Tonight, the Chicago History Museum hosts Boo: A Halloween Ball, its swanky-yet-spooky celebration of the city on All Hallow’s Eve. DJ sets, exclusive cocktails from Chicago mixologists, and live magic demonstrations support the night’s main event: Chicago ghost stories, retold by a quintet of professional actors. Admission is $50 for the public and $40 for museum members, and includes hor d’oeuvres and two cocktails; purchase tickets here. Boo: A Halloween Ball runs from 7 p.m. to 11 p.m., and is intended for ages 21 and older.
She’s been out there for years, standing on the lonely stretches of Archer Avenue that snake through the South Side. Wearing a party dress, she tries to hail any car that passes by. Most drivers don’t notice, or don’t stop if they do, but there are always the good samaritans willing to give someone a ride home on a dark night. Mary needs that ride, needs home in the worst way. However, as the car approaches the solemn gates of Resurrection Cemetery, she always returns to the deserted sidewalks, leaving nothing in the car but an empty seat and a wide-eyed, disbelieving driver.
Resurrection Mary doesn’t use the door.
NEW FRIGHT FROM OLD STORIES
Mary’s story has circulated in Chicago since the 1930s, but, like the other yarns spun at Boo, it takes on a new life when told to visitors in one of the museum’s secluded corners. Lurking in these shadowed nooks and crannies, the five storytellers beckon guests to them so they can share haunting tales of the Windy City’s supernatural side.
The performers aren't specters tasked with one more show before slipping off to their eternal reward. Rather, they're actors under the command of director Jessica Thebus, the Steppenwolf veteran and Northwestern University faculty member who first brought Chicago's ghost stories to the stage in 1999's
Whispering City. Along with collaborator Michelle Volansky, Thebus helped add heft to the stories, all of which were a bit narratively thin.
"As a theatrical adapter, ghost stories are weird, because they're not structured like stories," Thebus said. "When you're making one into a story, you're sort of taking that incident, and imagining what could've happened or what might've happened, and putting those into the mouths of different storytellers. As artists, we've added our own voices, and embroidered the stories a little bit. That's all part of the process. That's what everybody does who's telling these."

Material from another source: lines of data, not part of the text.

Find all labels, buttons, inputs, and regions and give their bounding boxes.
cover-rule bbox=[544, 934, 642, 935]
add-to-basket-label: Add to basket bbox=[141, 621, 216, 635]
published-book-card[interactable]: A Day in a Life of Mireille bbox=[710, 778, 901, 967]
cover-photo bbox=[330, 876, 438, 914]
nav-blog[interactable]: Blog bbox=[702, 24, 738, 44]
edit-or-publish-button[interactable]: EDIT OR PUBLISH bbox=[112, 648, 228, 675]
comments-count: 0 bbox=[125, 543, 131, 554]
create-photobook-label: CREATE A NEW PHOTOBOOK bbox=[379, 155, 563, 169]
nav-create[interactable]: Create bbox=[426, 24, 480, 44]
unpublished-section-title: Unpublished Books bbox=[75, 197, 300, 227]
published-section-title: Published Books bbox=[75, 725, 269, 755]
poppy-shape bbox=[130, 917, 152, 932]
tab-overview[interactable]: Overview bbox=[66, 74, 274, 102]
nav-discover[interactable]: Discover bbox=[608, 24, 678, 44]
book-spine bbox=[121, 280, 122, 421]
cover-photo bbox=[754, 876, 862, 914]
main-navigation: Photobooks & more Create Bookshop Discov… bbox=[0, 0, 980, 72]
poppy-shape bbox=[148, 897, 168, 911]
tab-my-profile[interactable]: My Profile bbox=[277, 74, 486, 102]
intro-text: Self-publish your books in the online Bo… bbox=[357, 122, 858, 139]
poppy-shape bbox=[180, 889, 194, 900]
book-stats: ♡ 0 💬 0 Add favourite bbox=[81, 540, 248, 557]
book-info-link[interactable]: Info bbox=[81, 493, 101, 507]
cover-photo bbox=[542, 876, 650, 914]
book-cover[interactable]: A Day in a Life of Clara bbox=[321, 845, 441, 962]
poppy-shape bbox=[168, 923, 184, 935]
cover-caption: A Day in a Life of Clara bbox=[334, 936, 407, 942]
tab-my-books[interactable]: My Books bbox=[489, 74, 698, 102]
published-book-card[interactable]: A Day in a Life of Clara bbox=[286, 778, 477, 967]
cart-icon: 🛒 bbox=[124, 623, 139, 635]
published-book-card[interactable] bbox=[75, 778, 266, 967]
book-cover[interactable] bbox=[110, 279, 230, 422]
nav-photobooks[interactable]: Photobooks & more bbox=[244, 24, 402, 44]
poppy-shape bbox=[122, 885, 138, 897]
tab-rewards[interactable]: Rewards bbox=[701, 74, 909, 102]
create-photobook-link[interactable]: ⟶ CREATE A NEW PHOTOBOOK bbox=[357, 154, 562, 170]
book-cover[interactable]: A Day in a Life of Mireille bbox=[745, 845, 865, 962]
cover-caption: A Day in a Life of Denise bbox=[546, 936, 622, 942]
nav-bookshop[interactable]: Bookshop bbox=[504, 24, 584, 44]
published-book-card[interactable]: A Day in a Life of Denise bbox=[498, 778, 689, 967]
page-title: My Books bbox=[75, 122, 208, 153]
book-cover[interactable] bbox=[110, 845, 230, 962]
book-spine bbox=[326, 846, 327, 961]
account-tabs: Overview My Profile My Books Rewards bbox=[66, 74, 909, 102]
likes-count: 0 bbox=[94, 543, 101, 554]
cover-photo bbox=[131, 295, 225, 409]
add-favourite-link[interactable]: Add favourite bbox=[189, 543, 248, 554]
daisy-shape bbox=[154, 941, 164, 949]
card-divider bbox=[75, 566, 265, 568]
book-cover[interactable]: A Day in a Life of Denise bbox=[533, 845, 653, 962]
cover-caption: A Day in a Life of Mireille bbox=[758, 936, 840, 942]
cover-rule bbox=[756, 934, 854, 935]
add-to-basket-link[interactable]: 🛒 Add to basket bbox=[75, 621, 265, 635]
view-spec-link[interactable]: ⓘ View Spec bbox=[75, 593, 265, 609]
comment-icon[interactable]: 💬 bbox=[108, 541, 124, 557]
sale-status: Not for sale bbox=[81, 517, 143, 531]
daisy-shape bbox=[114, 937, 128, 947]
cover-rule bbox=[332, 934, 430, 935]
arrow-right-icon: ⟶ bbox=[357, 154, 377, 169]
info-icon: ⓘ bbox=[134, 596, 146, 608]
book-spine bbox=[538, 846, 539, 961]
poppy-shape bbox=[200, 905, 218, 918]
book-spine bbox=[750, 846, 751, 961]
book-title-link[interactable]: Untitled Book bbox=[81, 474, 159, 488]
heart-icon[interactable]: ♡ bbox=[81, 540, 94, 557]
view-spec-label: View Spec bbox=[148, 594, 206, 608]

DEMON BABIES, MURDEROUS MOTHERS, AND WATERY DISASTERS
The five tales—each one told multiple times throughout the evening—represent some of Chicago's most enduring legends, some of which have been around for nearly a century. In addition to conjuring Resurrection Mary, storytellers will summon “
The Devil Baby at Hull House,” the alleged demonic child that terrorized the minds of Hull House’s residents throughout 1913. An incarnation of the Devil himself resulting from blasphemous statements made by the father (his words vary depending on which version you hear), the baby was said to be born with horns, cloven hooves, and a pointed horn, as well as a profane vocabulary. The reported sightings of The Devil Baby were so frequent that Hull House founder Jane Addams took to investigating them. Thebus notes that, although the story boasted no evidence, the rumors persisted for months, gaining power as they spread to other parts of the city.
Other tales draw upon different parts of local lore and history: “The River” replays 1915's
Eastland Disaster from the perspective of the apocryphal circus performer who might have helped cause it. “The Night the Devil Danced at Kaiser Hall” recounts the story of a big-band concert visited by an underworldly dancer, and “The Weeping Woman” transports
La Llorona—the ghost of a mother tormented by the children that she murdered in life—to one of Chicago's Mexican-American neighborhoods.
OTHER HALLOWEEN SPIRITS
Of course, scary tales and a chance to wander one of Chicago’s eminent museums after dark aren’t the only things attracting partygoers to Boo. After getting spooked by the ghost stories, guests can encounter spirits of a different sort: exclusive cocktails from renowned Chicago mixologists that include
Scofflaw's Danny Shapiro,
Moët Hennessy's Justin Cochren, and
Drumbar's Paul Bastien.
The drinks themselves reflect the darkening night in both flavor and theme. Bastien’s Highwayman blends a warming glug of Laird’s apple brandy with the essences of averna amaro, lemon, and raspberry, and Cochren’s El Diablo plays to Old Scratch’s love of the hard stuff with a blend of Olmeca Altos Reposado tequila, creme de cassis, Fever Tree ginger beer, and lime.
Elsewhere in the galleries, eerie music emanates from the speakers of Gold Noise's
DJ Nix, whose sets at
The Bedford, Studio Paris, and the
Hubbard Inn regularly draw throngs of dancers. There’s magic, too, courtesy of local tricksters
Benjamin Barnes and
David Kovac.
As the clock approaches the witching hour on Halloween night, the party begins to wind down. Having inspired some gasps and put their own spin on some timeless Chicago legends, Thebus’s performers will fade back into the shadows, leaving audiences with the only thing any ghost ever truly leaves behind: a great story.